We can apply the formula in Appendix A to H, which simplifies to f² = f², which is a relief. The question is: how accurately can we estimate the homography H using actual correspondences extracted from the captured images?

I know from simulations using MTF Mapper that the position of my circular fiducials can readily be estimated to an accuracy of 0.1 pixels under fairly heavy simulated noise. The objective now is to measure the impact of this uncertainty on the accuracy of the homography estimated using OpenCV's findHomography function. I start out with a camera matrix P like the one above with only a rotation around the y axis. A set of 25 points are generated on my virtual calibration target, serving as the world coordinates (with the same real-world dimensions as the actual A3 chart used by MTF Mapper). These are transformed using P to obtain the `perfect' simulated corresponding image coordinates representing the position of the fiducials. I perturb these perfect coordinates by adding Gaussian noise with a standard deviation of about 0.000020210 units, which corresponds to an error of 0.1 pixels, but expressed in normalized image coordinates (divided by 4948, the width of a D7000 raw image). Now I can systematically measure the uncertainty in the focal length estimated with the formula of Appendix A as a function of the angle between the chart and the sensor, θ. I ran 100000 iterations at a selection of angles, and calculated the difference between the 75th and 50th percentile of the estimated focal length as a measure of spread.

Figure 1

In Figure 1 we see that the spread of the focal length estimates increases dramatically once the angle θ drops below about 2 degrees. For the purpose of using the estimated camera pose to measure if you have aligned your chart parallel to your camera sensor, this is really terrible news: essentially, we cannot estimate the focal length of the camera reliably if the chart is close to being correctly aligned.

Figure 2

Figure 2 shows that the focal length estimate is relatively unbiased for angles above about 1 degree, but once the angle becomes small enough, we overestimate the focal length dramatically.

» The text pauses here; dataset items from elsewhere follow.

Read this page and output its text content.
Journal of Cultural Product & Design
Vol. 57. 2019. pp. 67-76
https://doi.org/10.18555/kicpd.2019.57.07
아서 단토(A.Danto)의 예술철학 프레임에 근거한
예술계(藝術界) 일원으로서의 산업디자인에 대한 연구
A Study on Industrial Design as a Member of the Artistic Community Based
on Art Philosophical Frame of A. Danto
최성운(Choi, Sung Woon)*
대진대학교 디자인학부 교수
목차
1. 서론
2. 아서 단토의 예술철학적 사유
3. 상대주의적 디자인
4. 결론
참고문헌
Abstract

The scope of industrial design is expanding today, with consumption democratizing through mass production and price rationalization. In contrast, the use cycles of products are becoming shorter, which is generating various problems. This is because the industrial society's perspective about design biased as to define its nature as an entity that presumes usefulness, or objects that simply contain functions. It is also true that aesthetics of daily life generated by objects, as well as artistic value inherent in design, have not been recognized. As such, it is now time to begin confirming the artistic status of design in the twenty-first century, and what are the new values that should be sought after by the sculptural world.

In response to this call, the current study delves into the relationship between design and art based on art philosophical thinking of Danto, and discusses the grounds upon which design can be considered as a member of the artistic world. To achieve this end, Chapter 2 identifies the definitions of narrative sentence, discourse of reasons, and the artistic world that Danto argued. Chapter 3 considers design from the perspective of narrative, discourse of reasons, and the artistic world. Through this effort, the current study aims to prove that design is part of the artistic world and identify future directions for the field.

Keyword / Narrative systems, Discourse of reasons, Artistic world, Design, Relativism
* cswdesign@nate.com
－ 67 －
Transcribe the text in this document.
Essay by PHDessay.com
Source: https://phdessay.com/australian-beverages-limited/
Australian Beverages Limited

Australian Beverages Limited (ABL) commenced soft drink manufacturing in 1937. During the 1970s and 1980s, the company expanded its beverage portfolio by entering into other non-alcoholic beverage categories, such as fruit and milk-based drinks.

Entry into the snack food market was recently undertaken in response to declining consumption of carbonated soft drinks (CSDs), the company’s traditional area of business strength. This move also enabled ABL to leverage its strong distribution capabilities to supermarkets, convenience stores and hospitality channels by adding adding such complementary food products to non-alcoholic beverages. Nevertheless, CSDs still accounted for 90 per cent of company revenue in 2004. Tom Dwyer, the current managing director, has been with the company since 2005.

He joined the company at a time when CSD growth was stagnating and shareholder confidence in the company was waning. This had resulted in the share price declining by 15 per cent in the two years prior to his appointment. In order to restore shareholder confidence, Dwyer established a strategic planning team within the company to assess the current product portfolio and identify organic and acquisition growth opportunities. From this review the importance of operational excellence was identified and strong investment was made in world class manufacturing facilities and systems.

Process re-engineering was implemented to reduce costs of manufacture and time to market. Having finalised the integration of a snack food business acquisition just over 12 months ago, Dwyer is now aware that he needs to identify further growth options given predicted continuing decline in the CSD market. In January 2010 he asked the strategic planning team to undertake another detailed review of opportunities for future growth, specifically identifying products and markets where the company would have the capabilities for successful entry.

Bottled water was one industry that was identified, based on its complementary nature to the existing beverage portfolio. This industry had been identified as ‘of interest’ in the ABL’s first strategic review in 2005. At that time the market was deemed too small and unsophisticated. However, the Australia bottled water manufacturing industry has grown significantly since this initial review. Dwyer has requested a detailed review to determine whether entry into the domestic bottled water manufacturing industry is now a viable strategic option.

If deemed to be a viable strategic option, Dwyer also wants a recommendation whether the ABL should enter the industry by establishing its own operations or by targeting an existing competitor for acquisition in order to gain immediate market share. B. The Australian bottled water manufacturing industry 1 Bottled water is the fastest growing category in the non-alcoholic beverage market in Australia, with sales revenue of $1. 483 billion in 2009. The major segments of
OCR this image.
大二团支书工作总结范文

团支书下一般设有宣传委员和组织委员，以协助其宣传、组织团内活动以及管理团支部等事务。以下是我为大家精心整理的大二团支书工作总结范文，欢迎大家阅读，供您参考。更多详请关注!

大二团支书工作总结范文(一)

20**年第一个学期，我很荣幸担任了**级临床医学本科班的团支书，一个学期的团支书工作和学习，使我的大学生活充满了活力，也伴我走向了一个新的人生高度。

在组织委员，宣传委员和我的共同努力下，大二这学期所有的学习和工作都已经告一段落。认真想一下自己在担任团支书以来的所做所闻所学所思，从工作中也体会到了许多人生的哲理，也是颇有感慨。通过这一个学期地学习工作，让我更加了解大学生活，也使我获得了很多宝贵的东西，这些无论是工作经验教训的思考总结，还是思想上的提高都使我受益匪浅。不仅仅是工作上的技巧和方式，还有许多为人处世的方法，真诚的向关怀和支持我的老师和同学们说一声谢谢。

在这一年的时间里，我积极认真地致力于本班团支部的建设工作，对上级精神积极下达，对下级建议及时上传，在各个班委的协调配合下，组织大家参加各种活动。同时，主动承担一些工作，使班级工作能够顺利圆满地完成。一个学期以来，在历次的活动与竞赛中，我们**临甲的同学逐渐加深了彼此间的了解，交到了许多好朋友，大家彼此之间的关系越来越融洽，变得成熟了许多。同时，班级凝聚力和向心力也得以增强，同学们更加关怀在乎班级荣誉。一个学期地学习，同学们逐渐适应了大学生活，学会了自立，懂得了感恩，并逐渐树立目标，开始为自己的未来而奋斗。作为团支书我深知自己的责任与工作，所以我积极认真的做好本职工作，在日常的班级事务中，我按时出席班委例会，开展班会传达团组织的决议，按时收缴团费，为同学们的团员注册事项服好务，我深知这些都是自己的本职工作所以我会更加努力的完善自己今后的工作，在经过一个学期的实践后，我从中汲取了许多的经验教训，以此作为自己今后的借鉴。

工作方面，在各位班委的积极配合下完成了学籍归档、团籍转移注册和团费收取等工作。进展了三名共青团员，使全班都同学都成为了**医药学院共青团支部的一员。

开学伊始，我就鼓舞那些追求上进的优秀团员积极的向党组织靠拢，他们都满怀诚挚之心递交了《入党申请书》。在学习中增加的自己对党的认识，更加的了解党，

This experiment demonstrated that small errors in the estimated position of features (e.g., corners or centre of circular targets) leads to dramatic errors in focal length estimation. Intuitively, this makes sense, since the relative magnitude of perspective effects decreases the closer we approach a parallel alignment between the sensor and the calibration target. Since perspective effects depend on the distance from the chart, and the estimated distance from the chart is effectively controlled by the estimated focal length (assume the same framing), this seems reasonable.

I have tried using bundle adjustment, rather than homography estimation as an intermediate step, but clearly the problem lies with the unfavourable viewing geometry and the resulting subtlety of the perspective effects, not with the algorithm used to estimate the focal length. At least, as far as I can tell.

Hobson's choice

If we take the focal length of the camera as a given parameter, then the ambiguity is resolved, and we can obtain a valid, unique estimate of the calibration target distance d. This is not entirely surprising, since our assumed constrained intrinsic camera parameters depend only of the focal length f, i.e., K is known, thus the pose of the camera can be estimated for any given view, even the degenerate case where the calibration target is parallel to the sensor.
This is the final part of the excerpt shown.